Klosterman announces as such on the collection's first essay, "Something Instead of Nothing," in which he contemplates how realistically (or unrealistically) interviews depict people. It reveals everything the book is about, from the formatting -- although the essays jump around from one subpoint to the next, they are helpfully annotated -- to the book's general topic, which is, "What is real?" Supplemented by interviews with documentarian Errol Morris and radio host Ira Glass (as well some delicious footnotes. Seriously, Klosterman provides some of my favorite footnotes of all time), Klosterman debates with himself and his subjects over why anyone would bother telling the truth in a public interview. The potential gains are numerous -- exposure, publicity for a product being sold, and for the ridiculously famous, a chance to interact with a sane, smart human being -- but Klosterman provides just as many reasons why giving interviews is a bad idea, and why telling the truth can be an even worse one.
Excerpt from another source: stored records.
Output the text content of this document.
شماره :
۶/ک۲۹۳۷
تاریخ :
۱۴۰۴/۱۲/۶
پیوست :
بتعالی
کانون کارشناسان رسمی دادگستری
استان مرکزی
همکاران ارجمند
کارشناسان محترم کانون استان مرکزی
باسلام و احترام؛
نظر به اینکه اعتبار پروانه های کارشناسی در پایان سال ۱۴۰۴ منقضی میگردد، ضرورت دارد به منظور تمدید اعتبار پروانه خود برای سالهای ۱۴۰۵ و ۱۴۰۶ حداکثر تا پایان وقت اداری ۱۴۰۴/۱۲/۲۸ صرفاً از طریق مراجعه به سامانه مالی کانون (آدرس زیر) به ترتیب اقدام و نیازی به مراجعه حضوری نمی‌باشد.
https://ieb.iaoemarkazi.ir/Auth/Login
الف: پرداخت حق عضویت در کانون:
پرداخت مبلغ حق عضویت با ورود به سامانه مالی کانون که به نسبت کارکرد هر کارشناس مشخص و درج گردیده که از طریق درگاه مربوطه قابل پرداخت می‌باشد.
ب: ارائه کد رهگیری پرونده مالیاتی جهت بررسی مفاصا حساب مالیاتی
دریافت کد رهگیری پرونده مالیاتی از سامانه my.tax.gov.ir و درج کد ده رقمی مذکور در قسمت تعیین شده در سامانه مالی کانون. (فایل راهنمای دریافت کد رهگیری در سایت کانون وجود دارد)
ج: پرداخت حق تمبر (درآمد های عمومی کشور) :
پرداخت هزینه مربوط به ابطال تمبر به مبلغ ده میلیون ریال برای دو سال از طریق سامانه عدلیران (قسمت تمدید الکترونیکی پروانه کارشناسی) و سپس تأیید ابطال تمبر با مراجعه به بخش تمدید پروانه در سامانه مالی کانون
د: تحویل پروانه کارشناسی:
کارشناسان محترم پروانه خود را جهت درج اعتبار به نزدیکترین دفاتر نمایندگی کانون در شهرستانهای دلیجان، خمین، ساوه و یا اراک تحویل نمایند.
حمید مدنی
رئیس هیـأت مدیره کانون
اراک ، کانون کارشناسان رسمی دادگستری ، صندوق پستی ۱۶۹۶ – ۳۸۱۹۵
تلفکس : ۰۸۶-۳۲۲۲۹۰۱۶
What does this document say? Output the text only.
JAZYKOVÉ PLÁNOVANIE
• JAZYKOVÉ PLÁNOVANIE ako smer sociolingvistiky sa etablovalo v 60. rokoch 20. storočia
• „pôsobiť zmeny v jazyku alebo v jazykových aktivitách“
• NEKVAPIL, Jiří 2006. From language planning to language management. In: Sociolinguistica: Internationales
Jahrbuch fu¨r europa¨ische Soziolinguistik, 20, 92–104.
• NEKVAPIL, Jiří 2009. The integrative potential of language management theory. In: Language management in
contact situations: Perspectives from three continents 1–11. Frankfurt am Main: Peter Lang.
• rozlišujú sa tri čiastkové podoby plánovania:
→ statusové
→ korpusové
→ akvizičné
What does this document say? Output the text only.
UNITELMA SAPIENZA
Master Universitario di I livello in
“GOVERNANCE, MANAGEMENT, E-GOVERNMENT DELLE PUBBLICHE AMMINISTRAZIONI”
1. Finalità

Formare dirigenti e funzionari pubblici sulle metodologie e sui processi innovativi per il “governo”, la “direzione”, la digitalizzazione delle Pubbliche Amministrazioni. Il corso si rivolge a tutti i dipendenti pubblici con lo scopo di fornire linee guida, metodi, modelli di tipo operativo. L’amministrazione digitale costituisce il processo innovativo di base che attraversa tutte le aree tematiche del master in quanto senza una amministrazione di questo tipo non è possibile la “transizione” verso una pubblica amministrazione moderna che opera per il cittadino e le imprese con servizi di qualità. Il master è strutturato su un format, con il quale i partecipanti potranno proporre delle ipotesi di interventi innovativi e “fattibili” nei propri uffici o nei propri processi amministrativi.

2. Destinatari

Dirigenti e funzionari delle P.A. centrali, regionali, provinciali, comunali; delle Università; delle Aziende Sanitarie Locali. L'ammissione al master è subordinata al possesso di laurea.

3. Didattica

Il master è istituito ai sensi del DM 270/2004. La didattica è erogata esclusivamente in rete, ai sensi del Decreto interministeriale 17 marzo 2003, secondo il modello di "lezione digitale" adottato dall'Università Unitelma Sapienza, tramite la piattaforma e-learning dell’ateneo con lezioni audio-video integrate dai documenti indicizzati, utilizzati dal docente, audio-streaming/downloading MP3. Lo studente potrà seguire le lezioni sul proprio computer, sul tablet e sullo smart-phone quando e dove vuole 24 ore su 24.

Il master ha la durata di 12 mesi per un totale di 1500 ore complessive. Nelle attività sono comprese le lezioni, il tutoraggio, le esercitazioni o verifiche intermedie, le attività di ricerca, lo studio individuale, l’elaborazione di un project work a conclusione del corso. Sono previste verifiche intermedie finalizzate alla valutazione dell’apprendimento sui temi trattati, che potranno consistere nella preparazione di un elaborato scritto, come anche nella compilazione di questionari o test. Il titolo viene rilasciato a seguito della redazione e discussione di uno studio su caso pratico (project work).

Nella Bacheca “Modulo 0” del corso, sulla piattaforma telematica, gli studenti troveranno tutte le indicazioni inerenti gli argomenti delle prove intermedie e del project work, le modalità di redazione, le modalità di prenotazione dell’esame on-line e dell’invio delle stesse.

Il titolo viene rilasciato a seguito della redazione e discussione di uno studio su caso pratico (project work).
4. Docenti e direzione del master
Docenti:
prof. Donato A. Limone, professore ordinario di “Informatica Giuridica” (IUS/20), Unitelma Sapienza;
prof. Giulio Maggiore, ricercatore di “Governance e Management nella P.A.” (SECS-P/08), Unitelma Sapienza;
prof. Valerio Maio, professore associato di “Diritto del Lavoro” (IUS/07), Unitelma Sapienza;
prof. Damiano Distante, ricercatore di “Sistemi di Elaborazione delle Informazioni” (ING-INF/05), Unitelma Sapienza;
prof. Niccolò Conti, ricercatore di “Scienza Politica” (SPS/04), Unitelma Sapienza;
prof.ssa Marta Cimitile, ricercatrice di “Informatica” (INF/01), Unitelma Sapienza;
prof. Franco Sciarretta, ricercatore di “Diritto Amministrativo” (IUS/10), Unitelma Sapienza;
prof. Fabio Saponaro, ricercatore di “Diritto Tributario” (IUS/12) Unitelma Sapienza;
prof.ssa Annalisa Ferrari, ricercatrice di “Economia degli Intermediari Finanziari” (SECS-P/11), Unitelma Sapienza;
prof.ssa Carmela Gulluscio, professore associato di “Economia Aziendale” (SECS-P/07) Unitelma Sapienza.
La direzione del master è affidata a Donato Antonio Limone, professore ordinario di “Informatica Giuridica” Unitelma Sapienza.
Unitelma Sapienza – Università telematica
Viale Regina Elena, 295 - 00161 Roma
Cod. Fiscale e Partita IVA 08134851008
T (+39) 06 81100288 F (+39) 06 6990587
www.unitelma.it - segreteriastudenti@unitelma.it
This is why Klosterman occasionally lies when being interviewed.
Later in the book, Klosterman considers whether it's better to be a perfectly built athlete with average stats or an averagely built player with those same scores -- do we appreciate people more when they have to earn their achievements more? He compares Nirvana frontman Kurt Cobain with Branch Davidian leader David Koresh. He attempts to explain -- occasionally even justify -- Ted Kaczynski's worldview. As is Klosterman's way, the writing is incisive and humorous, though with diminished returns.
Klosterman seems at a Joe Sacco-like crossroads. Does he continue to write about rock â??n' roll and low culture? Should he pursue more "adult" topics like war, disease and bitter, bitter failure? Dinosaur feels like an argument for the latter. While his musical observations are compelling when coupled with more "real world" goals -- like on the Cobain/Koresh essay -- some of Klosterman's thoughts seem too tired and uneventful in comparison to his more socio-political material. On "T Is for True," he discusses irony, literalism and honesty as they apply to Weezer frontman Rivers Cuomo, political figure Ralph Nader and filmmaker Werner Herzog. The Nader portion is insightful; the Cuomo section less so. The essay examines a guy who may or may not have contributed to the rise of the Bush administration (which is stirring), as well as the guy who wrote Make Believe (which I would rather forget). While Klosterman takes an original stance on explaining Weezer and its fans post-Pinkerton (Cuomo has always written explicitly about himself. Pinkerton is just the point where he and his fans' interests overlapped), the topic still feels rehashed, in that every Weezer release stirs up yet another conversation about how the band was better with Matt Sharp involved. And while I appreciate Klosterman's unique approach to the topic, there's still a part of me that resents people who argue that Weezer has released an album this decade on par with its '90s material. In a world where Jason Todd and Bucky can come back to life, a man has to believe in something, dammit, even if it means believing that Weezer will never be good again (but...but the "Red Album" was funny in spots...!). Keep "We Are All on Drugs" to yourself, pal, and pass the "You Gave Your Love to Me Softly," please.
But I could never call anything Klosterman writes in this or any of his other books disappointing. He's still the premier scribe of the aughts, as far I'm concerned, and I will continue to follow him, taking in his every witticism. Still, there is this slight feeling of fatigue in reading Dinosaur, the thought that maybe Klosterman is getting sick of all this nonsense. In truth, every book he's done since Cocoa Puffs has attempted to distance itself from that work in some way. Killing Yourself to Live was too concerned with mortality and fidelity to be taken lightly, IV was a clearinghouse collection and not a true continuation, and Downtown Owl, Klosterman's first novel, was another rumination on death (and his home state North Dakota). While Dinosaur is the closest Klosterman has come to mimicking Cocoa Puffs, it also works best when it takes on fresh, more adult topics. Also, sports, oddly enough. "What We Talk About When We Talk About Ralph Sampson" allowed me to have quite a meaningful five-second conversation with my father about basketball.